When entrepreneurs come together to begin a business, they are bombarded with legal filings and agreements drafted by their counsel that they rush to sign, often without considering the future ramifications. Many times, these agreements are standard templates not designed to capture any increase in company value as it grows and becomes profitable.
Thirty years ago, a business owner started a little company with a good friend and business associate. He put his heart and countless hours into it and spent weekends away from his family to help grow this business into a company worth over $100 million. Upon his death, and after the buy-out of the company, his wife received $1,000. Certainly, his share was worth significantly more than $1,000. How could this happen? In this true story, the $1,000 figure was set in stone 30 years ago. He had signed a poorly drafted buy-sell agreement.

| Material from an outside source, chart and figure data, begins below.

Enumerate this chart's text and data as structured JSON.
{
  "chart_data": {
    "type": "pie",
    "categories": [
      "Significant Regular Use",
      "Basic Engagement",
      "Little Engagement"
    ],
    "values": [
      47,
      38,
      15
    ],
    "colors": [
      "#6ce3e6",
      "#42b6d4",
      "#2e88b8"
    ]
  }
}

What Is a Buy-Sell Agreement?
A buy-sell agreement identifies what you and your fellow co-owners would be entitled to receive for your ownership interests should a triggering event happen in the future. Triggering events can be as wide or narrow as you, your fellow owners and your lawyer determine. The most frequently included events are death, disability, retirement and bankruptcy. When a triggering event occurs, the buy-sell agreement will dictate the value, in terms of dollars, that the owner or his designated beneficiaries are entitled to receive.
Potential Pitfalls
Many times, an agreement simply spells out the value of the company without capturing future growth. Other times, the owners agree to stipulate a value at fixed points in time but become too busy to do so, and never put it in writing.
Buy-sell agreements may contain vague terms or incorrect references that can be open to interpretation or subject to various applications. For example, many spell out that an owner’s interest will be his pro-rata share of “book value.” However, to what does book value refer? Does it mean book value per the company’s accounting methods, tax returns, in accordance with accounting rules and regulations, or something else entirely?

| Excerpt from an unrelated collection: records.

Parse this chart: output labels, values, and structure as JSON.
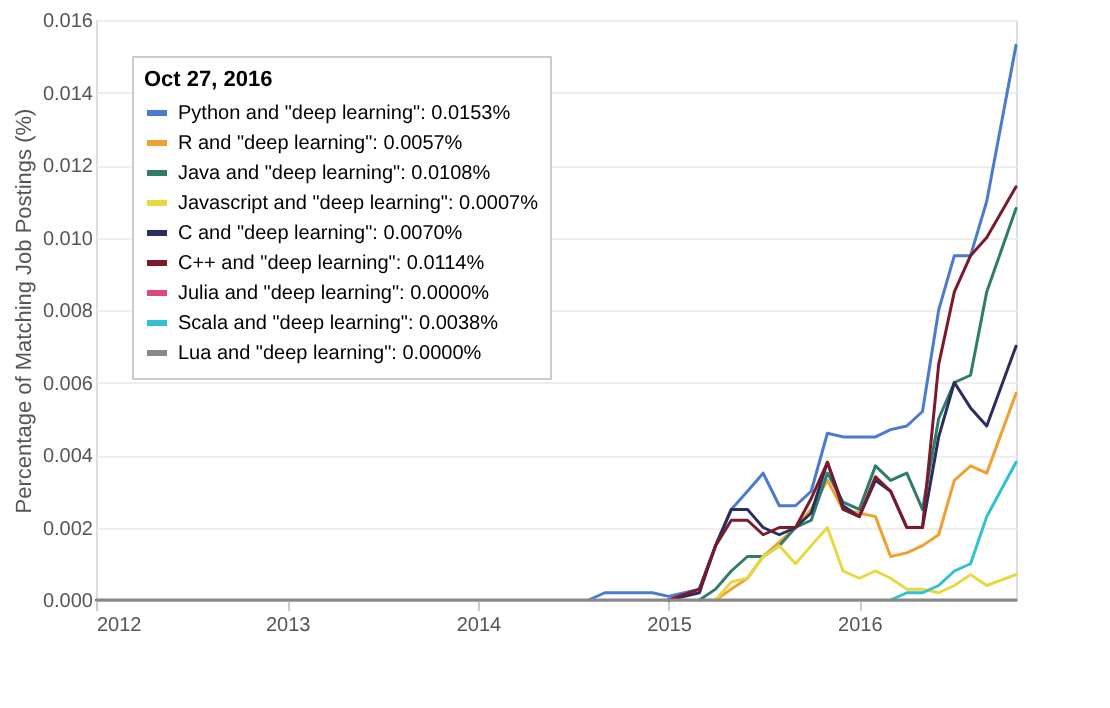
{
  "chart_data": {
    "type": "line",
    "ylabel": "Percentage of Matching Job Postings (%)",
    "legend_title": "Oct 27, 2016",
    "legend": "top left",
    "grid": "y",
    "xlim": [
      "2012-01-01",
      "2016-10-27"
    ],
    "xticks": [
      "2012",
      "2013",
      "2014",
      "2015",
      "2016"
    ],
    "ylim": [
      0,
      0.016
    ],
    "yticks": [
      {
        "value": 0,
        "label": "0.000"
      },
      {
        "value": 0.002,
        "label": "0.002"
      },
      {
        "value": 0.004,
        "label": "0.004"
      },
      {
        "value": 0.006,
        "label": "0.006"
      },
      {
        "value": 0.008,
        "label": "0.008"
      },
      {
        "value": 0.01,
        "label": "0.010"
      },
      {
        "value": 0.012,
        "label": "0.012"
      },
      {
        "value": 0.014,
        "label": "0.014"
      },
      {
        "value": 0.016,
        "label": "0.016"
      }
    ],
    "x": [
      "2012-01",
      "2014-08",
      "2014-09",
      "2014-12",
      "2015-01",
      "2015-03",
      "2015-04",
      "2015-05",
      "2015-06",
      "2015-07",
      "2015-08",
      "2015-09",
      "2015-10",
      "2015-11",
      "2015-12",
      "2016-01",
      "2016-02",
      "2016-03",
      "2016-04",
      "2016-05",
      "2016-06",
      "2016-07",
      "2016-08",
      "2016-09",
      "2016-10-27"
    ],
    "series": [
      {
        "name": "Python and \"deep learning\": 0.0153%",
        "color": "#4a7bd0",
        "values": [
          null,
          0,
          0.0002,
          0.0002,
          0.0001,
          0.0003,
          0.0015,
          0.0025,
          0.003,
          0.0035,
          0.0026,
          0.0026,
          0.003,
          0.0046,
          0.0045,
          0.0045,
          0.0045,
          0.0047,
          0.0048,
          0.0052,
          0.008,
          0.0095,
          0.0095,
          0.011,
          0.0153
        ]
      },
      {
        "name": "R and \"deep learning\": 0.0057%",
        "color": "#f0a030",
        "values": [
          null,
          null,
          null,
          null,
          null,
          null,
          0,
          0.0003,
          0.0006,
          0.0012,
          0.0016,
          0.002,
          0.0025,
          0.0033,
          0.0025,
          0.0024,
          0.0023,
          0.0012,
          0.0013,
          0.0015,
          0.0018,
          0.0033,
          0.0037,
          0.0035,
          0.0057
        ]
      },
      {
        "name": "Java and \"deep learning\": 0.0108%",
        "color": "#2e7d6b",
        "values": [
          null,
          null,
          null,
          null,
          null,
          0,
          0.0003,
          0.0008,
          0.0012,
          0.0012,
          0.0015,
          0.002,
          0.0022,
          0.0035,
          0.0027,
          0.0025,
          0.0037,
          0.0033,
          0.0035,
          0.0025,
          0.005,
          0.006,
          0.0062,
          0.0085,
          0.0108
        ]
      },
      {
        "name": "Javascript and \"deep learning\": 0.0007%",
        "color": "#e8d840",
        "values": [
          null,
          null,
          null,
          null,
          null,
          null,
          0,
          0.0005,
          0.0006,
          0.0012,
          0.0015,
          0.001,
          0.0015,
          0.002,
          0.0008,
          0.0006,
          0.0008,
          0.0006,
          0.0003,
          0.0003,
          0.0002,
          0.0004,
          0.0007,
          0.0004,
          0.0007
        ]
      },
      {
        "name": "C and \"deep learning\": 0.0070%",
        "color": "#2b2d5c",
        "values": [
          null,
          null,
          null,
          null,
          0,
          0.0002,
          0.0015,
          0.0025,
          0.0025,
          0.002,
          0.0018,
          0.002,
          0.0024,
          0.0038,
          0.0026,
          0.0023,
          0.0033,
          0.003,
          0.002,
          0.002,
          0.0045,
          0.006,
          0.0053,
          0.0048,
          0.007
        ]
      },
      {
        "name": "C++ and \"deep learning\": 0.0114%",
        "color": "#7a1a2a",
        "values": [
          null,
          null,
          null,
          null,
          0,
          0.0003,
          0.0015,
          0.0022,
          0.0022,
          0.0018,
          0.002,
          0.002,
          0.0028,
          0.0038,
          0.0025,
          0.0023,
          0.0034,
          0.003,
          0.002,
          0.002,
          0.0065,
          0.0085,
          0.0095,
          0.01,
          0.0114
        ]
      },
      {
        "name": "Julia and \"deep learning\": 0.0000%",
        "color": "#d94a7a",
        "values": [
          null,
          null,
          null,
          null,
          null,
          null,
          null,
          null,
          null,
          null,
          null,
          null,
          null,
          null,
          null,
          null,
          null,
          null,
          null,
          null,
          null,
          null,
          null,
          null,
          null
        ]
      },
      {
        "name": "Scala and \"deep learning\": 0.0038%",
        "color": "#30c0d0",
        "values": [
          null,
          null,
          null,
          null,
          null,
          null,
          null,
          null,
          null,
          null,
          null,
          null,
          null,
          null,
          null,
          null,
          null,
          0,
          0.0002,
          0.0002,
          0.0004,
          0.0008,
          0.001,
          0.0023,
          0.0038
        ]
      },
      {
        "name": "Lua and \"deep learning\": 0.0000%",
        "color": "#888888",
        "values": [
          0,
          0,
          0,
          0,
          0,
          0,
          0,
          0,
          0,
          0,
          0,
          0,
          0,
          0,
          0,
          0,
          0,
          0,
          0,
          0,
          0,
          0,
          0,
          0,
          0
        ]
      }
    ]
  }
}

An agreement might specify a formula to use in deriving the value of an ownership interest, such as five times net income. Again, is it net income in accordance with generally accepted accounting principles, per the tax returns, or on a cash basis? Should the net income include or exclude the owner’s compensation? What if the company had an unusually bad year, with the most recent net income results failing to be an accurate indicator of the company’s success? These issues and vague terminology become an issue at a time of a trigger event when the parties are already emotionally distressed.
How to Improve Your Buy-Sell Agreement
We recommend to our clients without a buy-sell agreement to have one drafted and those with one to add a valuation process within the buy-sell agreement. The process would stipulate that an appraisal expert performs an initial valuation of the company. This gives owners an opportunity to become familiar with the process and address any issues, questions or vagaries before they become a problem.
Details can be determined, and questions answered such as, should typical valuation discounts be considered, such as for lack of marketability, or should certain financial expenses be added back as unnecessary to the normal operations for a business? By undergoing an initial valuation, all parties understand what is and is not involved and potential sticking points can be addressed. Upon delivery of a final valuation report, the owners can stipulate that the valuation would be in-force for a specific number of years should there be a triggering event. We would recommend not exceeding two to three years as anything past that would cause the valuation to be stale.
By continuing to update the values that the owners agree upon, any appreciation in value from the success of a company would be captured and could be properly distributed. Having the business routinely appraised can facilitate other goals, such as ensuring adequate funding via life insurance is in place should a buy-out be necessary or helping the owners with their estate planning objectives.
As a valuation expert, I have heard horror stories like the one mentioned earlier, with designees receiving pennies on the dollar for their interests because of a poorly worded buy-sell, one that has long been outdated, or because an agreement was thrown in a drawer and never revised as the company became more successful.
Once a triggering event happens, the agreement is the overriding indicator of a value for an owner’s interest, especially if matters become more contentious and the involved parties get inside a courtroom.